Question

an inverted conical water tank with a height of 20 ft and a radius of 8 ft is drained through a hole in the vertex (bottom) at a rate of 4 ft^3/sec. Find the rate of change of the water depth when the water depth is 10 ft.

Answer 1

Answer:

the rate of change of the water depth when the water depth is 10 ft is;  $\mathbf{\dfrac{dh}{dt} = \dfrac{-25}{100 \pi} \ \ ft/s}$

Step-by-step explanation:

Given that:

the inverted conical water tank with a height of 20 ft and a radius of 8 ft  is drained through a hole in the vertex (bottom) at a rate of 4 ft^3/sec.

We are meant to find the  rate of change of the water depth when the water depth is 10 ft.

The diagrammatic expression below clearly interprets the question.

From the image below, assuming h = the depth of the tank at  a time t and r = radius of the cone shaped at a time t

Then the similar triangles  ΔOCD and ΔOAB is as follows:

$\dfrac{h}{r}= \dfrac{20}{8}$    ( similar triangle property)

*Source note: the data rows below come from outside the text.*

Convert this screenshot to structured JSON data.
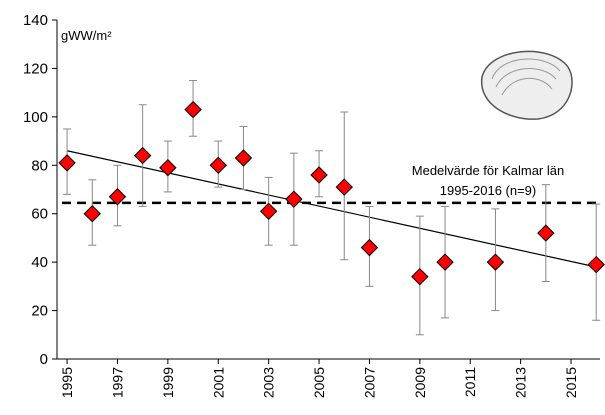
{
  "chart_data": {
    "type": "scatter",
    "y_unit_label": "gWW/m²",
    "x": [
      1995,
      1996,
      1997,
      1998,
      1999,
      2000,
      2001,
      2002,
      2003,
      2004,
      2005,
      2006,
      2007,
      2009,
      2010,
      2012,
      2014,
      2016
    ],
    "series": [
      {
        "color": "#ff0000",
        "values": [
          81,
          60,
          67,
          84,
          79,
          103,
          80,
          83,
          61,
          66,
          76,
          71,
          46,
          34,
          40,
          40,
          52,
          39
        ],
        "low": [
          68,
          47,
          55,
          63,
          69,
          92,
          71,
          70,
          47,
          47,
          67,
          41,
          30,
          10,
          17,
          20,
          32,
          16
        ],
        "high": [
          95,
          74,
          80,
          105,
          90,
          115,
          90,
          96,
          75,
          85,
          86,
          102,
          63,
          59,
          63,
          62,
          72,
          64
        ]
      }
    ],
    "trend": {
      "x": [
        1995,
        2016
      ],
      "values": [
        86,
        38
      ]
    },
    "reference_line": {
      "value": 64.5,
      "labels": [
        "Medelvärde för Kalmar län",
        "1995-2016 (n=9)"
      ]
    },
    "xlim": [
      1994.6,
      2016.15
    ],
    "xticks": [
      1995,
      1997,
      1999,
      2001,
      2003,
      2005,
      2007,
      2009,
      2011,
      2013,
      2015
    ],
    "ylim": [
      0,
      140
    ],
    "yticks": [
      0,
      20,
      40,
      60,
      80,
      100,
      120,
      140
    ]
  }
}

$\dfrac{h}{r}= \dfrac{5}{2}$

$\dfrac{h}{r}= 2.5$

h = 2.5r

$r = \dfrac{h}{2.5}$

The volume of the water in the tank is represented by the equation:

$V = \dfrac{1}{3} \pi r^2 h$

$V = \dfrac{1}{3} \pi (\dfrac{h^2}{6.25}) h$

$V = \dfrac{1}{18.75} \pi \ h^3$

The rate of change of the water depth  is :

$\dfrac{dv}{dt}= \dfrac{\pi r^2}{6.25}\ \dfrac{dh}{dt}$

Since the water is drained  through a hole in the vertex (bottom) at a rate of 4 ft^3/sec

Then,

$\dfrac{dv}{dt}= - 4 \ ft^3/sec$

Therefore,

$-4 = \dfrac{\pi r^2}{6.25}\ \dfrac{dh}{dt}$

the rate of change of the water at depth h = 10 ft is:

$-4 = \dfrac{ 100 \ \pi }{6.25}\ \dfrac{dh}{dt}$

$100 \pi \dfrac{dh}{dt} = -4 \times 6.25$

$100 \pi \dfrac{dh}{dt} = -25$

$\dfrac{dh}{dt} = \dfrac{-25}{100 \pi}$

Thus, the rate of change of the water depth when the water depth is 10 ft is;  $\mathtt{\dfrac{dh}{dt} = \dfrac{-25}{100 \pi} \ \ ft/s}$